A complicated but crucial choice is the stratification of the population into subgroups. Such stratification can be oriented at explaining heterogeneity in response propensities, explaining differences in surveys costs, or in explaining the answers to the main questions of the survey. Each choice leads, in general, to a different stratification. We develop a strategy for stratification and evaluate the sensitivity of the performance of resulting designs to this strategy
Mrs Shiya Wu (Utrecht University) - Presenting Author
Dr Harm Jan Boonstra (Statistics Netherlands)
Dr Mirjam Moerbeek (Utrecht University)
Professor Barry Schouten (Statistics Netherlands and Utrecht University)
Precise and unbiased estimates of response propensities have a decisive role in data collection monitoring, analysis and adaption. In a fixed survey climate, those parameters are stable and their estimates ultimately converge. This is not true in survey practice as response propensities gradually vary in time. For example, seasonal variation in response propensities and downward trends. Therefore, understanding time-dependent variations in predicting response propensities is key when adapting survey design.
This paper investigates and interprets time-dependent variations in response propensities through multi-level time series models. Reliable predictions can be generated by learning from historic series and updating old knowledge for new data through this time series approach in a Bayesian framework. The utility of the method is to predict Web response propensities based on the Dutch Health Survey.

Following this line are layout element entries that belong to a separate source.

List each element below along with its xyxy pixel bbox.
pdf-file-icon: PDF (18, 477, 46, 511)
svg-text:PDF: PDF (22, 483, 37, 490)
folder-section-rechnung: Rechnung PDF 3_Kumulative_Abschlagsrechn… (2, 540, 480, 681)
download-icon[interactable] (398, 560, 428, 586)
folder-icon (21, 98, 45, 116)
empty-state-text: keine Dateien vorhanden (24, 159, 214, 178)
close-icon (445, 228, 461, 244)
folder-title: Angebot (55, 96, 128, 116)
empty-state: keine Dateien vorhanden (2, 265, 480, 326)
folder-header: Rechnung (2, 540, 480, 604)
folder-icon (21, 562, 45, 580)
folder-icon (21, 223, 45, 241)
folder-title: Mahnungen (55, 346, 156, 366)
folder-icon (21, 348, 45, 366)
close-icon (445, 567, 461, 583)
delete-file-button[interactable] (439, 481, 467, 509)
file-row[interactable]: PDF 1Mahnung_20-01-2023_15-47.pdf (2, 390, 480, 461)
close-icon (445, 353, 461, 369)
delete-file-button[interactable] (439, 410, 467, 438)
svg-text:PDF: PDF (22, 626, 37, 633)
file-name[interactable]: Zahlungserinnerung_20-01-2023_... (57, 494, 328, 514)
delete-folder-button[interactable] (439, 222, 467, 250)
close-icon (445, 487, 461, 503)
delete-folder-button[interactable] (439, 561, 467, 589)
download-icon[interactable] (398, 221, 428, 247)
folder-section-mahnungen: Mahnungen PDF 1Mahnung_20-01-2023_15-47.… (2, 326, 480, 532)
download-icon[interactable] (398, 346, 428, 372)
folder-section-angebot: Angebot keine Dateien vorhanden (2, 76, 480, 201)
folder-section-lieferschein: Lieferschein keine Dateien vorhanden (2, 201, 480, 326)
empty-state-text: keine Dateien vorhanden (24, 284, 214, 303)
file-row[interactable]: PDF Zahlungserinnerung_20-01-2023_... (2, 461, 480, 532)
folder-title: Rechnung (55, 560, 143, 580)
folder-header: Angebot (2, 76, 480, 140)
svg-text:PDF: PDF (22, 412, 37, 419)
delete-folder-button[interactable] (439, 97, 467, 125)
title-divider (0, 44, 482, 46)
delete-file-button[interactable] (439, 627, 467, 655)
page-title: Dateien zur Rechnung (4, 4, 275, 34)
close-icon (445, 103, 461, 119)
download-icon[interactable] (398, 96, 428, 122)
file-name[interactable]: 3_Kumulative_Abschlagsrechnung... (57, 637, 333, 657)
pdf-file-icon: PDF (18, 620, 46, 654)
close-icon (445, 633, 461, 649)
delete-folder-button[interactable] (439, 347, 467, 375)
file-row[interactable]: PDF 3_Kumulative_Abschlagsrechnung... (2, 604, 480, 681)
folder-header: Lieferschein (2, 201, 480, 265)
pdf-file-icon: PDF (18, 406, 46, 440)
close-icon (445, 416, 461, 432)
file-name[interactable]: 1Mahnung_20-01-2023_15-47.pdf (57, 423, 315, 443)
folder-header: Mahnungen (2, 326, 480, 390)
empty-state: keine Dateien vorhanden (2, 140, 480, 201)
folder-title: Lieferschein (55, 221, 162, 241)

Dr Brady West (University of Michigan) - Presenting Author
Methodological studies of the effects that human interviewers can have on the quality of survey data have long been limited by a critical assumption: that interviewers in a given survey are assigned completely random subsets of the larger overall sample that is being measured (also known as interpenetrated assignment). In the absence of this type of study design, estimates of interviewer effects on survey measures of interest may simply reflect differences between interviewers in the characteristics of their assigned sample members, rather than recruitment or measurement effects specifically introduced by the interviewers. We introduce a new Bayesian approach for overcoming this lack of interpenetrated assignment when estimating interviewer effects. This approach, which we refer to as the “anchoring” method, leverages correlations between observed variables that are unlikely to be affected by interviewers (“anchors”) and variables that may be prone to interviewer effects (e.g., sensitive or complex factual questions) to statistically remove components of within-interviewer correlations that a lack of interpenetrated assignment may introduce. The improved estimates of interviewer effects on survey measures will enable survey managers to more effectively manage a data collection in real time and intervene when particular interviewers are producing survey outcomes that vary substantially from expectations. We evaluate this new methodology empirically using a simulation study, and then illustrate its application using real survey data from the Behavioral Risk Factor Surveillance System (BRFSS), where interviewer IDs are systematically provided on public-use data files.